“For three and a half months my daughter waited for her turn to be the “Mommy of Shabbat” at the kindergarten Shabbat Party. Why did she come home crying? Designer gifts at the party for Kabbalat Shabbat, isn’t that ridiculous?” This unfortunate loss of proportions is what is happening around Israel and perhaps elsewhere too. Yael Shlish-Peretz posted in her Facebook calling out to parents to end the insanity and bring back the simplicity and purity that used to exist.
Here’s her post:
“For three and a half months my daughter waited for her turn to be the “Mommy of Shabbat”. Mommy when will Chanukah come because she knows her turn is after Chanukah. It sounds dramatic but for a small child it’s everything; sitting next to the Ganenet (kindergarten teacher) tying a kerchief on her head and lighting Shabbat Candles!”
“This has nothing to do with faith or from which home you come from, it’s the one moment of simplicity and truth so festive and it theirs. Her Friday finally came. The day before she baked a cake with her abba because the “Ima (Mommy) of Shabbat” needs to bring a cake and the “Abba (Father) of Shabbat needs to bring two challot (Shabbat breads). What can be more special and truthful than baking a cake or challot with your mother or father?”
“Six in the morning she’s already up! Telling everyone step by step what she will do in her role as “Mommy of Shabbat”. Her enthusiasm was dripping out of her eyes and it was wonderful. She went to her gan (kindergarten) with a candy topped chocolate cake full of pride and feeling. She left me running to her teacher to begin her festive day!”

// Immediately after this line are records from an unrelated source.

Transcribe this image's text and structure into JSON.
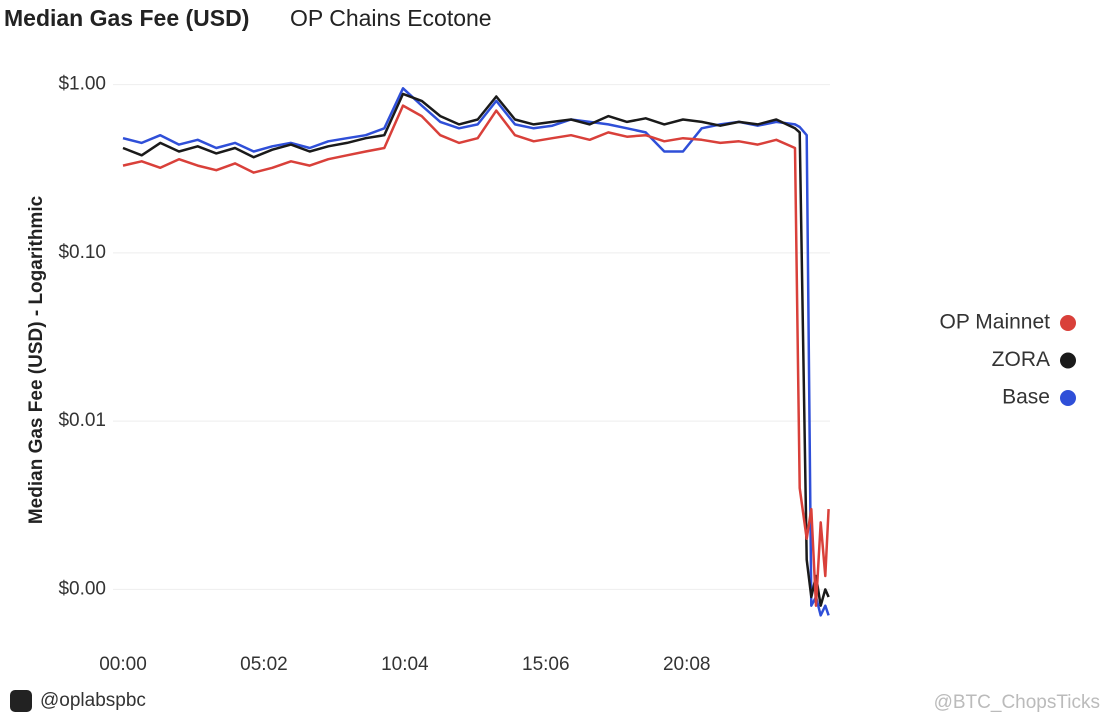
{
  "chart_data": {
    "type": "line",
    "title": "Median Gas Fee (USD)",
    "subtitle": "OP Chains Ecotone",
    "ylabel": "Median Gas Fee (USD) - Logarithmic",
    "log_scale": true,
    "grid": true,
    "legend": "right",
    "x": [
      0,
      40,
      80,
      120,
      160,
      200,
      240,
      280,
      320,
      360,
      400,
      440,
      480,
      520,
      560,
      600,
      640,
      680,
      720,
      760,
      800,
      840,
      880,
      920,
      960,
      1000,
      1040,
      1080,
      1120,
      1160,
      1200,
      1240,
      1280,
      1320,
      1360,
      1400,
      1440,
      1450,
      1465,
      1475,
      1485,
      1495,
      1505,
      1512
    ],
    "xlim": [
      0,
      1515
    ],
    "xticks": [
      {
        "value": 0,
        "label": "00:00"
      },
      {
        "value": 302,
        "label": "05:02"
      },
      {
        "value": 604,
        "label": "10:04"
      },
      {
        "value": 906,
        "label": "15:06"
      },
      {
        "value": 1208,
        "label": "20:08"
      }
    ],
    "ylim": [
      0.0005,
      1.4
    ],
    "yticks": [
      {
        "value": 1,
        "label": "$1.00"
      },
      {
        "value": 0.1,
        "label": "$0.10"
      },
      {
        "value": 0.01,
        "label": "$0.01"
      },
      {
        "value": 0.001,
        "label": "$0.00"
      }
    ],
    "series": [
      {
        "name": "OP Mainnet",
        "color": "#d9403a",
        "values": [
          0.33,
          0.35,
          0.32,
          0.36,
          0.33,
          0.31,
          0.34,
          0.3,
          0.32,
          0.35,
          0.33,
          0.36,
          0.38,
          0.4,
          0.42,
          0.75,
          0.65,
          0.5,
          0.45,
          0.48,
          0.7,
          0.5,
          0.46,
          0.48,
          0.5,
          0.47,
          0.52,
          0.49,
          0.5,
          0.46,
          0.48,
          0.47,
          0.45,
          0.46,
          0.44,
          0.47,
          0.42,
          0.004,
          0.002,
          0.003,
          0.0008,
          0.0025,
          0.0012,
          0.003
        ]
      },
      {
        "name": "ZORA",
        "color": "#1a1a1a",
        "values": [
          0.42,
          0.38,
          0.45,
          0.4,
          0.43,
          0.39,
          0.42,
          0.37,
          0.41,
          0.44,
          0.4,
          0.43,
          0.45,
          0.48,
          0.5,
          0.88,
          0.8,
          0.65,
          0.58,
          0.62,
          0.85,
          0.62,
          0.58,
          0.6,
          0.62,
          0.58,
          0.65,
          0.6,
          0.63,
          0.58,
          0.62,
          0.6,
          0.57,
          0.6,
          0.58,
          0.62,
          0.55,
          0.52,
          0.0015,
          0.0009,
          0.0012,
          0.0008,
          0.001,
          0.0009
        ]
      },
      {
        "name": "Base",
        "color": "#2f4fd8",
        "values": [
          0.48,
          0.45,
          0.5,
          0.44,
          0.47,
          0.42,
          0.45,
          0.4,
          0.43,
          0.45,
          0.42,
          0.46,
          0.48,
          0.5,
          0.55,
          0.95,
          0.75,
          0.6,
          0.55,
          0.58,
          0.8,
          0.58,
          0.55,
          0.57,
          0.62,
          0.6,
          0.58,
          0.55,
          0.52,
          0.4,
          0.4,
          0.55,
          0.58,
          0.6,
          0.57,
          0.6,
          0.58,
          0.56,
          0.5,
          0.0008,
          0.0009,
          0.0007,
          0.0008,
          0.0007
        ]
      }
    ]
  },
  "footer": {
    "source": "@oplabspbc",
    "watermark": "@BTC_ChopsTicks"
  }
}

Lunch time; her parents hoping to see their daughter happy and full of happy things that happened to share with her parents were shocked when they saw her. “I saw that alongside the happiness my own daughter was sad. She was crying when we left the gan. But that’s okay I thought; I assumed that she was emotional about her experience and the sudden letdown in tension is what caused it and I hugged her.”
“I hugged her choking back tears and helped her smile again, but who will help me smile?”
A few days later Yael got pictures from the party in an e mail from her teacher. “I looked at the pictures and one of them disturbed me but I continued looking at the others. , explained Yael. “The picture shows a nicely set Shabbat table with my daughter at the end of the table holding her candy topped chocolate cake. But she wasn’t even looking at her cake; she was looking at the big basket full of designer gifts the “Shabbat Abba” brought; a whole mountain of gifts with notes attached with the “Shabbat Abba’s” name on them. This was in the middle of the ceremony and instead of it.”
“When I asked my daughter how it was being “Mommy of Shabbat” she didn’t talk about the candles or the blessing on the candles and not about the challot. She said one thing; “child x said the cake was disgusting and all the children threw it in the garbage”. This was my daughter’s experience of the day she so much waited for. The need to compete in a Shabbat Party under the auspices of the “gan” killed all the magic. I hugged her choking back tears and with kind words helped her smile again.”
“But who will help me smile again?” shouts Yael. In her post she begs desperately that the parents should take heed: “Parents, please stop. Why are designer gifts necessary at any pure and enchanting ceremony? Why ruin such simple and beautiful things? Our children do not need sugar wrapped special candies with a picture of their friends on it to be happy! They need a simple chocolate cake with candies on top and they need to bake it with their parents and they need a big hug full of love!”
“Please stop it and if you don’t, at least consider your impact on society. What does this do to us? It brings competition, haughtiness, belittling, defeat and the glorification of nothing! The children’s standards of what makes them excited get out of control and afterwards we wonder why they are insolent and disrespectful thinking they are entitled to everything! I have not yet seen a child happier because of a fancy gift than he was when getting a piece of chocolate cake. Perhaps the mothers were happier but I doubt it. So please stop it!”